«La bienal debe ser un sueño y una mentira.»
Hubo una época –no muy lejana– en la que el mundo del arte articulaba sus políticas internacionales de manera disimulada pretendiendo una ambigüedad estratégica que siempre lo mantenía en un fino equilibrio entre la polémica y la aceptación popular. Como sana bienal del siglo XXI, desde un principio BIENALSUR hizo explícita la razón de su existencia: utilizar un mecanismo político tradicional en la institucionalización e internacionalización del arte para contraponerse a los discursos hegemónicos contemporáneos; y llevar el foco al sur, con el fin de recolocar el arte contemporáneo sudamericano en la escena internacional y dar espacio a diferentes discursos que han quedado marginados en un sistema del arte mayormente eurocentrista (Jozami, 2015). Este modelo –en líneas generales– no es una sorpresa, ya que en el año 2015, la «bienalización» del arte ya estaba en auge, junto a ella su teorización y, por ende, la difusión del estudio de las capacidades políticas de las bienales y sus diferentes modus operandi.

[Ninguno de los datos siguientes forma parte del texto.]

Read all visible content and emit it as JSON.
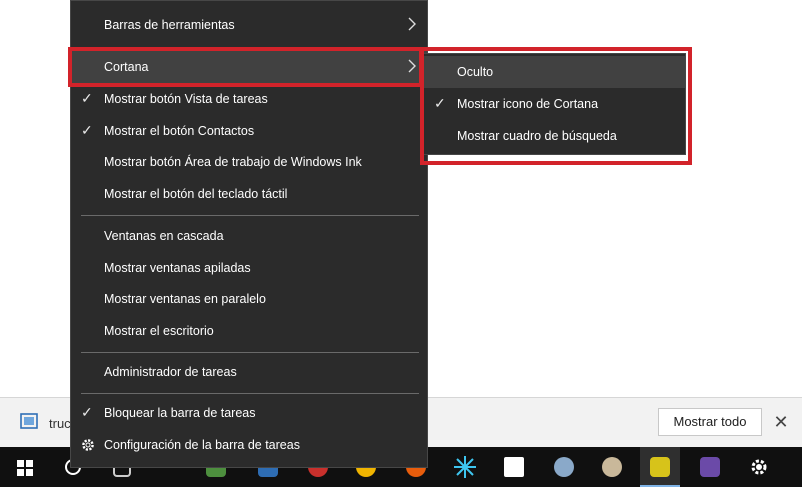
{
  "menu": {
    "items": [
      {
        "label": "Barras de herramientas",
        "checked": false,
        "submenu": true
      },
      {
        "label": "Cortana",
        "checked": false,
        "submenu": true
      },
      {
        "label": "Mostrar botón Vista de tareas",
        "checked": true
      },
      {
        "label": "Mostrar el botón Contactos",
        "checked": true
      },
      {
        "label": "Mostrar botón Área de trabajo de Windows Ink",
        "checked": false
      },
      {
        "label": "Mostrar el botón del teclado táctil",
        "checked": false
      },
      {
        "label": "Ventanas en cascada",
        "checked": false
      },
      {
        "label": "Mostrar ventanas apiladas",
        "checked": false
      },
      {
        "label": "Mostrar ventanas en paralelo",
        "checked": false
      },
      {
        "label": "Mostrar el escritorio",
        "checked": false
      },
      {
        "label": "Administrador de tareas",
        "checked": false
      },
      {
        "label": "Bloquear la barra de tareas",
        "checked": true
      },
      {
        "label": "Configuración de la barra de tareas",
        "icon": "gear-icon"
      }
    ]
  },
  "submenu": {
    "items": [
      {
        "label": "Oculto",
        "checked": false
      },
      {
        "label": "Mostrar icono de Cortana",
        "checked": true
      },
      {
        "label": "Mostrar cuadro de búsqueda",
        "checked": false
      }
    ]
  },
  "download_bar": {
    "filename": "truc",
    "show_all": "Mostrar todo"
  },
  "colors": {
    "menu_bg": "#2b2b2b",
    "highlight": "#d2232a",
    "taskbar": "#101010"
  }
}
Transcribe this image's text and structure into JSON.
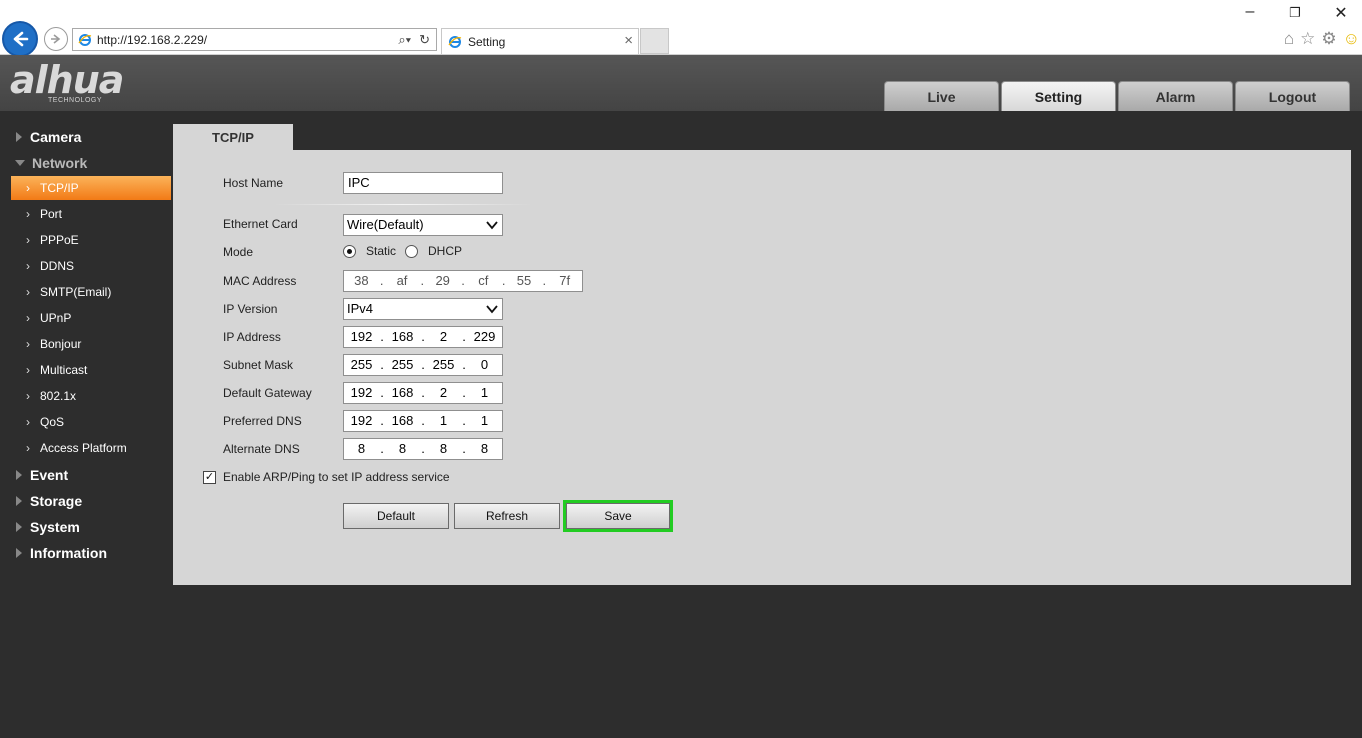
{
  "browser": {
    "url": "http://192.168.2.229/",
    "tab_title": "Setting",
    "tab_close": "×",
    "window_controls": [
      "–",
      "❐",
      "✕"
    ],
    "icons": [
      "back-arrow-icon",
      "forward-arrow-icon",
      "ie-logo-icon",
      "search-icon",
      "refresh-icon",
      "home-icon",
      "favorites-star-icon",
      "gear-icon",
      "smiley-feedback-icon"
    ]
  },
  "header": {
    "logo_text": "alhua",
    "logo_sub": "TECHNOLOGY",
    "nav": [
      {
        "label": "Live"
      },
      {
        "label": "Setting",
        "active": true
      },
      {
        "label": "Alarm"
      },
      {
        "label": "Logout"
      }
    ]
  },
  "sidebar": {
    "camera": "Camera",
    "network": "Network",
    "network_items": [
      "TCP/IP",
      "Port",
      "PPPoE",
      "DDNS",
      "SMTP(Email)",
      "UPnP",
      "Bonjour",
      "Multicast",
      "802.1x",
      "QoS",
      "Access Platform"
    ],
    "active_item": "TCP/IP",
    "event": "Event",
    "storage": "Storage",
    "system": "System",
    "information": "Information"
  },
  "panel": {
    "tab_title": "TCP/IP",
    "host_name_label": "Host Name",
    "host_name_value": "IPC",
    "ethernet_card_label": "Ethernet Card",
    "ethernet_card_value": "Wire(Default)",
    "mode_label": "Mode",
    "mode_static": "Static",
    "mode_dhcp": "DHCP",
    "mode_selected": "Static",
    "mac_label": "MAC Address",
    "mac": [
      "38",
      "af",
      "29",
      "cf",
      "55",
      "7f"
    ],
    "ip_version_label": "IP Version",
    "ip_version_value": "IPv4",
    "ip_address_label": "IP Address",
    "ip_address": [
      "192",
      "168",
      "2",
      "229"
    ],
    "subnet_label": "Subnet Mask",
    "subnet": [
      "255",
      "255",
      "255",
      "0"
    ],
    "gateway_label": "Default Gateway",
    "gateway": [
      "192",
      "168",
      "2",
      "1"
    ],
    "pdns_label": "Preferred DNS",
    "pdns": [
      "192",
      "168",
      "1",
      "1"
    ],
    "adns_label": "Alternate DNS",
    "adns": [
      "8",
      "8",
      "8",
      "8"
    ],
    "arp_label": "Enable ARP/Ping to set IP address service",
    "arp_checked": true,
    "buttons": {
      "default": "Default",
      "refresh": "Refresh",
      "save": "Save"
    }
  },
  "colors": {
    "accent_orange": "#f27a16",
    "save_highlight": "#22cc22",
    "panel_bg": "#d6d6d6",
    "page_bg": "#2d2d2d"
  }
}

La reproducción sistemática de este modelo pone en evidencia la relevancia e influencia del que fuera su origen, la Bienal de Venecia. Esta primera bienal de arte de la historia fue inaugurada en 1895 y, desde ese momento, su crecimiento se vio acompañado de una mayor repercusión e integración internacional hasta volverse uno de los mecanismos más influyentes del arte a nivel global. Probablemente la proliferación de nuevas bienales sea el máximo punto de difusión de este modelo. Su primera réplica nace, también al sur, en São Paulo, en 1951, organizada por el Museo de Arte Moderna, bajo la órbita de un proceso político de modernización del país que tenía cabida en tiempos de posguerra y que sucedería en medio de un progresivo crecimiento económico. En este contexto –y hecho explícito, en palabras del director en el texto introductorio del catálogo de la primera Bienal de São Paulo– buscaba replicar el modelo de Venecia para internacionalizar el arte moderno brasilero y así posicionar a la ciudad de São Paulo en el centro del panorama artístico internacional (Gomes Machado, 1951). La apuesta se redobló en la siguiente edición (1953) al exhibir el Guernica de Picasso por primera y última vez en Latinoamérica. Fue una colaboración con el MoMa para la celebración de los cuatrocientos años de la ciudad de São Paulo y fue una de las bienales más concurridas de la historia. En 2021, esta bienal cumple su 70 aniversario y aún se posiciona como una de las más influyentes del mundo junto a la Bienal de Venecia y la Documenta de Kassel, así como también una de las más grandes exhibiciones de arte latinoamericano contemporáneo.
Estambul, Liverpool, Gwangju, Shanghai, La Habana, Yokohama, Busan y cientos de otras bienales nuevas han surgido en los últimos años. Su número ha crecido exponencialmente desde diferentes sitios y, si bien desde el norte muchas veces esto fue asociado al mercado del arte y a su «glamourización» con fines económicos y turísticos, son cada vez más las bienales que surgen desde espacios que no se han sentido representados en la idea de «transnacionalidad» propuesta tradicionalmente por Venecia.
Se podría entender como una globalización del mundo del arte y pensar en una ampliación del centro hegemónico; o también se podría dejar de lado una idea utópica y absoluta de globalidad y observar estos procesos emancipatorios como engranajes de descentralización del arte. Al final, si bien es verdad que una bienal tiene el poder de articular discursos locales y transnacionales, también tiene la capacidad de hegemonizarlos.